Probeschachtungen ergaben, dass in bestimmten Bereichen, insbesondere nahe der Kirche, bereits ab etwa einem Meter Tiefe Fels oder zumindest verwitterter Fels zu finden ist. Unsere Vorfahren halfen sich und den jungen Bäumen, in dem sie Wurzelgräben anlegten. Da im Sinne des Gartendenkmals Baum-Raster und Abstände konstant bleiben, sind diese Gräben nutzbar und werden mit weiteren Lockerungen und Standortverbesserungen kombiniert.
Neuer Start mit neuer Art
Mit dem Generationswechsel am Lutherplatz ist heute ein Arten-Wechsel verbunden. Aus der Art Spitzahorn (Acer platanoides) wurden zwar deutschlandweit viele Sorten gezüchtet, jedoch hat sich in den letzten Jahren auch als Auswirkungen des beginnenden Klimawandels die Neigung zu Frostrissen entlang des Stammes enorm verstärkt. Auch an Standorten in Görlitz (Gutenbergstraße, Fröbelstraße) wurden viele Bäume Opfer von Spätfrösten, die den bereits steigenden Saft im Zellgewebe der Stämme frieren lassen. Der daraus folgende lange Riss führt vom Stammfuß in die Krone, lässt Kronenpartien absterben und führt zu Fäulnis in den sich erst langsam schließenden Wunden.
Mit dem Lederhülsenbaum (Gleditschie, Gleditsia triacanthos ‚Inermis’) wird eine Baumart künftig den vierreihigen Bestand bilden, die mit der extremer werdenden Trockenheit und Strahlungshitze auf einem solchen Platz fertig wird und dennoch auch mit gebietstypischen winterlichen Frosttemperaturen auskommt. Die gewählte Sorte ‚Inermis’ ist dornenlos und kompakter als die Ausgangsart. Sie bildet eine hohe, schlanke aber auch sehr lichtdurchlässige Krone. Die potentielle Höhenentwicklung von ca. 20 m ist aufgrund des felsigen Untergrunds unwahrscheinlich. Ein geschlossenes Kronendach wird allerdings in 15-20 Jahren den Lutherplatz überdecken und dennoch genug ‚Kopffreiheit’ für Promenierende bieten. Der zartgrüne späte Austrieb lässt auch im Frühjahr noch Sonne ‚ins Parterre’ fallen. Der größte Schmuck ist die lange goldgelbe Herbstfärbung. Die positiven Erfahrungen anderer Städte bestätigten sich in Görlitz an der oberen Heilig-Grab-Straße, wo Gleditschien seit einigen Jahren wachsen. Auch in Bautzen markiert der Lederhülsenbaum eine Allee am östlichen Stadteingang.

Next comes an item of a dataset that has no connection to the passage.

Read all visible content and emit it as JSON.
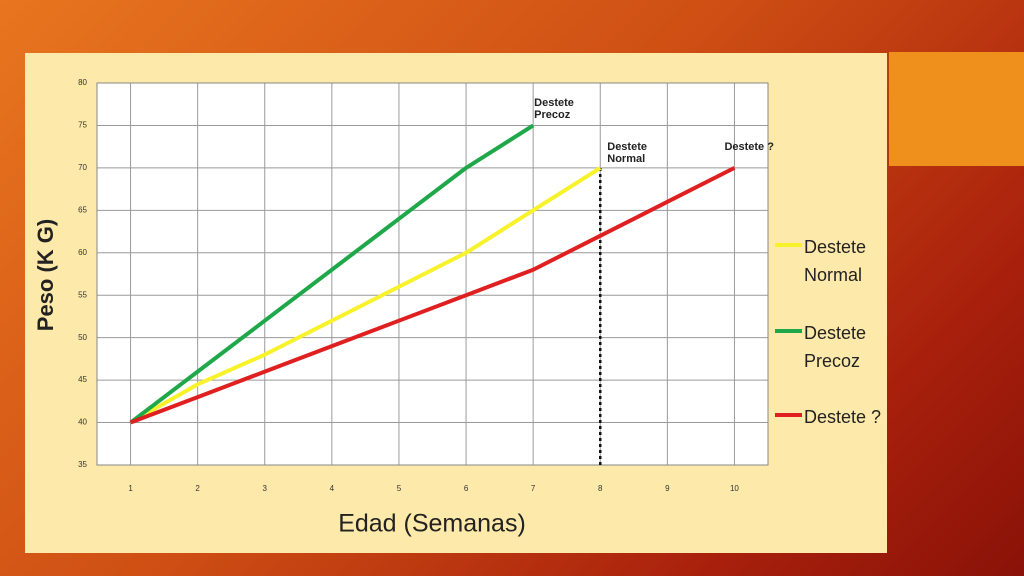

Sechs alte Ahorn aus dem heutigen Bestand werden nach den Rodungen auf dem Lutherplatz verbleiben. Diese, noch relativ vitalen Exemplare, zeigen wie eine historische Zeitschicht noch auf einige Jahre den früheren Bestand an und werden innerhalb des nächsten Jahrzehnts ausgetauscht.
Auch innerhalb der Sträucher ist die Zeit für eine Verjüngung gekommen. Am künftigen Lutherplatz werden eine niedrige Fliederart (Syringa meyeri) und der ebenfalls knapp eineinhalb Meter hoch wachsende Japanische Spierstrauch (Spiraea nipponica) eine Einfassung bilden. Die Überschaubarkeit der Innenflächen war dabei auch ein Wunsch vieler Anwohner. Die Blüte dieser Gehölze erfreut im Frühjahr. Robuste flächendeckende Stauden entlang der frei wachsenden Hecken und interessant blühende Stauden auf einigen inneren Rabatten sorgen für Farbe in den Sommermonaten.
Nicht nur die Fällarbeiten, auch die nachfolgende Tiefbautätigkeit werden bis zum Jahresende immer wieder mit Baulärm und unumgänglichen Behinderungen einhergehen. Der enge Fertigstellungstermin zwingt teilweise zu mehrschichtigem Bauen. In der Woche vom 17. zum 21. September 2007 werden Halteverbote die Parkmöglichkeiten einschränken. Dies wird auch im weiteren Verlauf tageweise unvermeidbar sein.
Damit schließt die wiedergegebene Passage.